When examining the reach and use of diabetes prevention services in the US, investigators found low rates of diabetes program referrals and gaps based on risk perception, insurance coverage, and whether or not the person received a doctor referral.

Investigators used the responses to the National Health Interview Survey (NHIS), conducted by the National Center for Health Statistics of the Centers for Disease Control and Prevention, and deidentified all data before analyses. The study population included 50,912 non-pregnant, noninstitutionalized, civilian respondents 18 years or older with complete data and no self-reported diabetes diagnosis by their health care professional. Authors noted that this was representative of 223.0 million US adults in 2017.

Investigators diagnosed prediabetes as a positive response to the question: “Other than during pregnancy, have you ever been told by a physician or other health professional that you have borderline diabetes or prediabetes?” For those without a prediabetes diagnosis, investigators used the ADA composite score of diabetes factors and a score of 5 or higher was considered high risk for diabetes. 

Investigators found that 36% of participants, equivalent to an estimated 80 million Americans, had no physician diagnosis of diabetes but were at high risk of diabetes based on a diagnosis of prediabetes or an elevated ADA score. Additionally, 22% of those at high risk had diagnosed prediabetes, 91.9% of the high-risk group had an elevated ADA risk score, and 14.1% of those at high risk had both. Authors wrote that of an estimated 145.5 million Americans with elevated body mass index (BMI) who would be eligible for diabetes prevention services, 68.1 million were considered at high risk based on reported prediabetes diagnoses (14.6 million) or an elevated ADA risk score (53.5 million).

Among the estimated 14.6 million at high risk based on reported predates diagnoses, 81% reported undergoing a glucose test in the past year and an additional 13% reported undergoing a glucose test in the past 1 to 3 years. Authors also noted that an estimated 73.5% reported receiving guidance in the past year from their health care professional about activities or programs to lower their diabetes risk. Of that group, 63% reported receiving advice to increase physical activity, 59.2% received advice on to reduce fat or caloric intake, and 21.3% received advice to participate in a weight loss program. Just 4.9% reported receiving a referral to a diabetes prevention program.

Of those advised, 70% reported increasing physical activity, 75.8% reported reducing dietary fat or calorie intake, 35.0% reported participating in weight loss programs, and 39.6% reported participating in programs to prevent diabetes.

Among the estimated 53.5 million adults with elevated BMI and ADA risk scores but no prediabetes diagnosis, lower proportions reported undergoing glucose testing in the past year (69.8% versus 81%). About half (50.6%) of those with elevated BMI and ADA risk scores reported receiving diabetes risk-reduction advice or referral. Becoming more physically active was the most common advice, with 42.3% reporting that as the advice they were given, 35.6% reported being advised to reduce fat or caloric intake, 10.7% were advised to participate in weight loss programs, and .4% were advised to join diabetes prevention programs. 

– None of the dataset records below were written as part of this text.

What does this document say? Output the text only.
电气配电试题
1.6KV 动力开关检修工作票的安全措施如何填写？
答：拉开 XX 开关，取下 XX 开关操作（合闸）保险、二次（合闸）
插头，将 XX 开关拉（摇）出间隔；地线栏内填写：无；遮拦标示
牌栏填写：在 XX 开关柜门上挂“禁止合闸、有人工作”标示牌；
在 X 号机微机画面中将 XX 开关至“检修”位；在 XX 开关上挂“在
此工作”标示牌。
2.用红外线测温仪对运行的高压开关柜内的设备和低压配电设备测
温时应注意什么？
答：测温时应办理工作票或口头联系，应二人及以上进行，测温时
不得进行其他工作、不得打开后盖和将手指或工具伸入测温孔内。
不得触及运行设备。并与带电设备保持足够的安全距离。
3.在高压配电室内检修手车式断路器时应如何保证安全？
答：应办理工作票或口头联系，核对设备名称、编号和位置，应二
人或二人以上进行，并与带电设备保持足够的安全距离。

Of those advised, 66.5% reported increasing physical activity, 75.2% reported reducing dietary fat and calories consumed, 33.5% reported participating in weight loss programs, and 40.4% reported participating in programs to prevent diabetes.

Investigators noted that advice from health care professionals, age range from 45 to 64 years, higher educational attainment, health insurance status, gestational diabetes mellitus, hypertension, and obesity were all associated with higher engagement in risk-reducing activities or programs. 

In their conclusion, authors noted the results revealed several gaps in terms of receiving advice and engaging in diabetes risk-reduction actives. Additionally, their results suggest that risk perception, health care professional referral and communication, and insurance coverage could be key levers to increase risk-reducing behaviors. 

This study, titled “Reach and Use of Diabetes Prevention Services in the United States, 2016-2017,” was published in the Journal of the American Medical Association.